Simply Business
- Company type: Private
- Industry: Insurance
- Founded: 2005; 21 years ago
- Headquarters: London, United Kingdom
- Key people: David Summers (Group CEO)
- Products: Business insurance, Shop insurance and Landlord insurance
- Revenue: £148.6m million (2022)
- Number of employees: 800
- Website: simplybusiness.com

= Simply Business =

Online insurance company

Simply Business is a digital broker and agency for small business insurance.

==History==
Xbridge, Simply Business’ holding company, was founded by Brad Liebmann, Ralph Arnold, Deno Fischer and Jim Nelson in 2000. Simply Business was launched in 2005 as an online broker for business insurance and the trading name of Xbridge.

In 2010, Jason Stockwood joined the company as chief executive officer.

In July 2013 the company completed a management buy-out backed by the private equity firm AnaCap Financial Partners.

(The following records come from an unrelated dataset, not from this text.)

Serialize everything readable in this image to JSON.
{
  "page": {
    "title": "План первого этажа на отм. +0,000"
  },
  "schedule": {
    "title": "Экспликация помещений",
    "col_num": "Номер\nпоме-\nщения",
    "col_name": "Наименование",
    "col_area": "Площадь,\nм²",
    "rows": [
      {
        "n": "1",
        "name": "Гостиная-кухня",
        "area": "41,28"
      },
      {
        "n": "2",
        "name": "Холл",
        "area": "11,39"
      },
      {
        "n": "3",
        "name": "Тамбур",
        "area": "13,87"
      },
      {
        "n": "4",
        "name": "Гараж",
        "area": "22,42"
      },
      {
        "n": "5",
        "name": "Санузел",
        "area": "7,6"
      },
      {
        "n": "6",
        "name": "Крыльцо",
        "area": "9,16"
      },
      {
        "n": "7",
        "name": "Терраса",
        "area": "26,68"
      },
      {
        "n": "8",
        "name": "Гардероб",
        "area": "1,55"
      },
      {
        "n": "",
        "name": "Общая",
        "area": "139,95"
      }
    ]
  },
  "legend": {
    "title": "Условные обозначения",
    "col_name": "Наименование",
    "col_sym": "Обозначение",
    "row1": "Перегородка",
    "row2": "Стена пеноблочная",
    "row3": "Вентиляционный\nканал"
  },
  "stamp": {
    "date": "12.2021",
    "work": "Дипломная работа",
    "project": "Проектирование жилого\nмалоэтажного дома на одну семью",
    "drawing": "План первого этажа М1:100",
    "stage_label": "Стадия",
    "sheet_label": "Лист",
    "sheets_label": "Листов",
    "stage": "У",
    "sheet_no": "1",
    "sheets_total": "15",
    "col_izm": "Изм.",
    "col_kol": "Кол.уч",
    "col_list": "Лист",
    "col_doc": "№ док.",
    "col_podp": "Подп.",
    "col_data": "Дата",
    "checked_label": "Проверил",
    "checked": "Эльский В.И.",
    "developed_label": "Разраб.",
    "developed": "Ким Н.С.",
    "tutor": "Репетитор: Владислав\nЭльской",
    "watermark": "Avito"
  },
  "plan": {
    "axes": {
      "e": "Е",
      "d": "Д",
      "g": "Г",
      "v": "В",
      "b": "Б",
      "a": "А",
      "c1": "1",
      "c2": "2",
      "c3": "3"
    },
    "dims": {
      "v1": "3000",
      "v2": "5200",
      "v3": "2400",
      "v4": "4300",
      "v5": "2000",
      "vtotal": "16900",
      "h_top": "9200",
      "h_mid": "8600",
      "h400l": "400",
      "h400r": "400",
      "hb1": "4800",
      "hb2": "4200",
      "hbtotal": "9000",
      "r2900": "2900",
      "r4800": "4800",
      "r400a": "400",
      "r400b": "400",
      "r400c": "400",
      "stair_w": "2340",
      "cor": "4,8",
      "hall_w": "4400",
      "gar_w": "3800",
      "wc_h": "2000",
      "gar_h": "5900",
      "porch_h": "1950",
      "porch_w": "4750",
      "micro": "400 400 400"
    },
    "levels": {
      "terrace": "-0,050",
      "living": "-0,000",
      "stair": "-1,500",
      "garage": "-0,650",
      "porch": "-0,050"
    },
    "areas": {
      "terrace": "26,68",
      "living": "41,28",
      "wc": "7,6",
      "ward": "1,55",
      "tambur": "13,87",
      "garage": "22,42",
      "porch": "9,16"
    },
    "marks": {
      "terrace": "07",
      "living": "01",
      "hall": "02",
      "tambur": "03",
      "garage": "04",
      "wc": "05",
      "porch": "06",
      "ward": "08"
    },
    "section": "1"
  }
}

In April 2015, AnaCap sold its stake in Simply Business to Aquiline Capital Partners for £120m.

Simply Business launched their first office in the United States in December 2016. In August 2017, The Travelers Companies acquired the company from Aquiline Capital Partners for approximately $490 million.

In November 2018, David Summers, then UK CEO, replaced Jason Stockwood as Group CEO.

In 2021, Simply Business was selected to participate in the Amazon Insurance Accelerator Program to distribute general liability coverage to Amazon sellers. As of 2022, the company's revenue was reportedly £148.6m.

The company has been reported to be a certified B Corp, but as of January 2026 are not listed on the B Labs register. As of 2023, the company had over 900,000 customers globally.